TEMPO Interaktif, Jakarta - Mantan Anggota Tim Pencari Fakta kasus Munir, Usman Hamid berharap dokumen yang dibocorkan WikiLeaks dapat memberikan pencerahan kepada masyarakat terkait kasus pembunuhan Munir. "Dokumen ini membuka fakta yang selama ini ditutup-tutupi kepada masyarakat," ujar Usman saat dihubungi Tempo, Ahad 19 Desember 2010. Ia juga meyakini kebenaran isi dokumen yang dibocorkan Situs WikilLeaks. "Dokumen ini sulit dibantah faktanya."
Fakta itu, menurut Usman sama dengan temuan TPF saat menelusuri pembunuhan Munir. Temuan itu adalah, Kepala Badan Intelijen Negara (BIN) saat itu, Hendropriyono pernah memimpin rapat perencanaan pembunuhan Munir diawal tahun 2004. Menurutnya, TPF memiliki bukti kuat terkait rapat itu. "Kami punya notulensi rapatnya," ujar Usman. Notulensi itu didapat TPF dari seseorang yang juga mengikuti rapat itu.
Namun, notulensi tersebut diakui Usman bukan sebagai notulensi rapat resmi. "Notulensi resminya disimpan BIN." TPF, menurut Usman, pernah meminta dokumen tersebut kepada BIN, namun hal ini ditolak dengan alasan rahasia negara. "Padahal saat itu kita belum punya klasifikasi apa itu rahasia negara," tutur aktivis Komisi Untuk Orang Hilang dan Korban Tindak Kekerasan (KONTRAS) ini.
Masalah notulensi rapat itu sebenarnya pernah dimediasikan oleh Presiden Susilo Bambang Yudhoyono. "Waktu itu kami sepakat bahwa dokumen itu akan dibuka," katanya. Namun, kenyataannya BIN tak pernah mau memberikan dokumen itu. Malahan, BIN memberikan dokumen yang tidak diminta TPF. "Inikan lucu, yang kami minta tidak dikasih, malah kami dikasih yang tidak terkait sama sekali."
Sebelumnya, WikiLeaks membocorkan laporan kawat Kedutaan Besar Amerika Serikat di Jakarta. Dalam laporan itu tertuang informasi bahwa Diplomat Amerika percaya Badan Intelijen Negara (BIN) menyiapkan banyak skenario pembunuhan untuk aktivis hak asasi manusia, Munir Said Thalib. Laporan kawat yang dikirim pada April 2007 itu diperoleh kantor berita The Sydney Morning Herald dari WikiLeaks.
Pada laporan tersebut dikatakan bahwa diplomat Amerika di Jakarta mendapat penjelasan kasus Munir dari keterangan beberapa pejabat tinggi Kepolisian RI. "BIN punya berbagai skenario pembunuhan, termasuk menggunakan penembak jitu, peledakan mobil, dan bahkan ilmu hitam," kata kawat itu.
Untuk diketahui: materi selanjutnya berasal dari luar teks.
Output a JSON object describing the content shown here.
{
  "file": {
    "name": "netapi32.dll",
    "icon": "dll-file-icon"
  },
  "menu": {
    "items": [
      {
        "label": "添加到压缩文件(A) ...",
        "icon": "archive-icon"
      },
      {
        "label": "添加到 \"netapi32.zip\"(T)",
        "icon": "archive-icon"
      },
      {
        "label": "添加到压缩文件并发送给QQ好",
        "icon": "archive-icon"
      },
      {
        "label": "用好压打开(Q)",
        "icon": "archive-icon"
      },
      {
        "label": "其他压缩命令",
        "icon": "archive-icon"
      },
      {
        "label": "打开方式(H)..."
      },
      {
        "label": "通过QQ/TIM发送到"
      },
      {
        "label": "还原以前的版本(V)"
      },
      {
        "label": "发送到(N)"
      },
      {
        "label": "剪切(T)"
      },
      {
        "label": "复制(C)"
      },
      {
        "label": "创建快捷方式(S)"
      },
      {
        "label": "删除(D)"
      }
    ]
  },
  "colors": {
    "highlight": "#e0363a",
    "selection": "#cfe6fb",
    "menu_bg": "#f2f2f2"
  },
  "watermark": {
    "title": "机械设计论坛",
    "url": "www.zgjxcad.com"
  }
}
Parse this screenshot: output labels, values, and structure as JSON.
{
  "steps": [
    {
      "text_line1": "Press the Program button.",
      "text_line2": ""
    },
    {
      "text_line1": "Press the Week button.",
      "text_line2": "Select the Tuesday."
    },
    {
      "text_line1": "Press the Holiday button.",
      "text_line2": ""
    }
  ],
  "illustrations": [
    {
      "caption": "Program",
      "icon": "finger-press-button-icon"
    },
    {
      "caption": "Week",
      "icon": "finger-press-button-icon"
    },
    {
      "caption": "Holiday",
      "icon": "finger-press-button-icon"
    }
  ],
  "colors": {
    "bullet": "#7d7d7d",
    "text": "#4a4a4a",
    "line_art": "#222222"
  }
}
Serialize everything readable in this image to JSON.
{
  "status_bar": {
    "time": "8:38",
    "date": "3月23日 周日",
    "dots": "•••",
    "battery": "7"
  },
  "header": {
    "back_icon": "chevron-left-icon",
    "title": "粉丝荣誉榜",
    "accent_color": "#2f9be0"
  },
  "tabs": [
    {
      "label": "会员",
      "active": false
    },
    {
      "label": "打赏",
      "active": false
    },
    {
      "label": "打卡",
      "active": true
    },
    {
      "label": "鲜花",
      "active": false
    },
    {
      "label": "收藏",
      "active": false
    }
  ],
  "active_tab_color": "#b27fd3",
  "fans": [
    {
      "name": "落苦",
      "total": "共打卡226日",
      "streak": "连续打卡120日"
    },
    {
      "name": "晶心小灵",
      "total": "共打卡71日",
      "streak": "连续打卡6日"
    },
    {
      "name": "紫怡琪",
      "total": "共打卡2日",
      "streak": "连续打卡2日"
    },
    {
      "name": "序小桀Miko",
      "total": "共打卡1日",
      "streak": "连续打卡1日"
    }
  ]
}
Namun, "Berbagai usaha itu gagal sebelum Munir diracun dalam perjalanan ke Amsterdam pada Oktober 2004."
Laporan tersebut juga menjelaskan kepada Washington bahwa diplomat Amerika di Jakarta ragu Indonesia bakal mengadili "dalang" di balik salah satu skandal terbesar di Indonesia itu. Keraguan pejabat Kedutaan Amerika di Jakarta itu berdasarkan pengakuan seorang pejabat kepolisian Indonesia yang menyebutkan dugaan "keterlibatan tingkat tinggi" dalam pembunuhan tersebut.
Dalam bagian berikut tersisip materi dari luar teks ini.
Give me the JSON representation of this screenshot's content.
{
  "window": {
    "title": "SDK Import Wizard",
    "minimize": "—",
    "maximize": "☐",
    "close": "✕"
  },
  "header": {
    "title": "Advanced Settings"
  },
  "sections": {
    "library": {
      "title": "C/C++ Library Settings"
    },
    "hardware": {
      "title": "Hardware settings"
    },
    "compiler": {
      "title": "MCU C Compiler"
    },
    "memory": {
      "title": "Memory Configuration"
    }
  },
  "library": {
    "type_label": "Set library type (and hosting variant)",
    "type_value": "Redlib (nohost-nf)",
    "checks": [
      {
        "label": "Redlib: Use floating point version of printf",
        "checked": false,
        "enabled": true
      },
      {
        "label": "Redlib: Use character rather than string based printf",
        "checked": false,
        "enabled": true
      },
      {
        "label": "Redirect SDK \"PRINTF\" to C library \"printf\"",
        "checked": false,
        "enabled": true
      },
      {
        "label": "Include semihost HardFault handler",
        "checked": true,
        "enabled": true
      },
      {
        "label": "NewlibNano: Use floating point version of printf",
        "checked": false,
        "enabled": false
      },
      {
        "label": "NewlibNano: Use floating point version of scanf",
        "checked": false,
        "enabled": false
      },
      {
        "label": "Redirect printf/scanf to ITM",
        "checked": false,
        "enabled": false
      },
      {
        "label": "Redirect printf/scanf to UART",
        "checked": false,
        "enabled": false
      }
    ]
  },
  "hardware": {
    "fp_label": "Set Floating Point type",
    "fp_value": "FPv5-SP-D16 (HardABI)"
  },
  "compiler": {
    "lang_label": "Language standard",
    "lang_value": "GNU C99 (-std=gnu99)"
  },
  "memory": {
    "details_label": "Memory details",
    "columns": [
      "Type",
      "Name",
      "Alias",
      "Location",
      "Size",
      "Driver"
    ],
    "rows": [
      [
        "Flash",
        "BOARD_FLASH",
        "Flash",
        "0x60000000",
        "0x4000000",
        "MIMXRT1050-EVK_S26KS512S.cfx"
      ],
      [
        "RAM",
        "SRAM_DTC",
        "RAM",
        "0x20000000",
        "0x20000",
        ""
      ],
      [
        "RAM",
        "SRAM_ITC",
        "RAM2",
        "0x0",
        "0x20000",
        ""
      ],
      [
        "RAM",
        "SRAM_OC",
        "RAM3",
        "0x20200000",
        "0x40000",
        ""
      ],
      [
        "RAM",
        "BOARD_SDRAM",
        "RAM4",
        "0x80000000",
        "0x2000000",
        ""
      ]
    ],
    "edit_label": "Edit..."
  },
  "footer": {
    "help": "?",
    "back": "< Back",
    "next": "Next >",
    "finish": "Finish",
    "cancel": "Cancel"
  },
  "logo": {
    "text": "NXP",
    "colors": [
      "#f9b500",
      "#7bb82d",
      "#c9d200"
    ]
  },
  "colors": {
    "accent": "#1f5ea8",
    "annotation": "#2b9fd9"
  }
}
Pada saat terjadi pembunuhan Munir, Kepala BIN dijabat oleh Hendropriyono. Hendro sempat diperiksa dalam kasus tersebut tapi ia tak dituntut sebagai terdakwa. Hendro sendiri selalu membantah dirinya terlibat pembunuhan Munir. Seperti dikutip Tempointeraktif.com edisi 7 Juni 2005, Ia mengatakan, "Saya merasa tak tersangkut. Yang tahu hanya Allah."